Although much research has examined the “why” and “how” of Tat transport, many questions remain, particularly about the interaction with the substrate protein and formation of the translocase complex. In plants, the chloroplast (cp) cpTat pathway transports folded proteins, including essential photosystem I and II components, into the chloroplast thylakoid (reviewed in Celedon and Cline, 2013). Ma and Cline (pages 999–1015) examine the function of cpTatC, the cpTat subunit that binds the twin-Arg-containing signal peptide of the substrate protein and triggers assembly of the translocase. As a first step, the authors establish an in vitro model system to examine cpTatC function in isolated pea (Pisum sativum) chloroplasts. To do this, they show that imported cpTatC protein incorporates in the thylakoid membrane, functions in transport, and is affected by known mutations. Using this system to examine the function of mutant forms of cpTatC, they find that Ala-scanning mutations in the S1 and S2 segments (see figure) affect signal peptide recognition, but mutations in L1 and L2 affect Tat complex assembly. Binding assays and Cys-Cys cross-linking confirmed that S1 and S2 interact with the twin-Arg domain of the substrate signal peptide. The authors also show that L1 and L2 regions are important for the cpTatC–cpTatC interaction and for the interaction of cpTatC with other cpTat components.
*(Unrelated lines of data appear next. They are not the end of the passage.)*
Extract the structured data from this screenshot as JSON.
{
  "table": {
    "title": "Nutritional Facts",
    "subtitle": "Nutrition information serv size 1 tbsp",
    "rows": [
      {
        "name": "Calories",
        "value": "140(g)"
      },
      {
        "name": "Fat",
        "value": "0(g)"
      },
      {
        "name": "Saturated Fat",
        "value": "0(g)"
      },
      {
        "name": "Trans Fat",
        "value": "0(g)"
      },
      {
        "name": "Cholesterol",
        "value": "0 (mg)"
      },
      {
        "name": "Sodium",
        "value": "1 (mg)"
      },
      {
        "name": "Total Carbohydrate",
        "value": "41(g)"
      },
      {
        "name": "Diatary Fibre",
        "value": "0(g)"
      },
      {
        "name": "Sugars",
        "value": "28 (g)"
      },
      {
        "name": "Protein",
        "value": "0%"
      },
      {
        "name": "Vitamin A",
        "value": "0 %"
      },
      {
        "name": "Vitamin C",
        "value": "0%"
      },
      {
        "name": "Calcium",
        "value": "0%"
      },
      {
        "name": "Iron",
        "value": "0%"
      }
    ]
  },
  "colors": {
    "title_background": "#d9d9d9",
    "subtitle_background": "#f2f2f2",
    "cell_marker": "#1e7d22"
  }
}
Mutagenesis of cpTatC. The cpTatC protein spans the thylakoid membrane (grey). Amino acids 1 to 67 are not shown. Conserved residues are indicated in tan, and residues corresponding to E. coli TatC essential residues are indicated in red. (Reprinted from Ma and Cline [2013], Figure 4A.)
In addition to examining individual components, this in vitro system can also be used to study the mechanism of the translocation step. The authors showed that substrate is efficiently transported while still cross-linked to the S1 or S2 domains of imported cpTatC. Thus, this system can be used to test the effects of mutant cpTatC proteins on translocation. This will enable examination of the mechanism of protein transport by the cpTat system to help solve outstanding questions, such as the means by which Tat transport harnesses the energy of the proton gradient.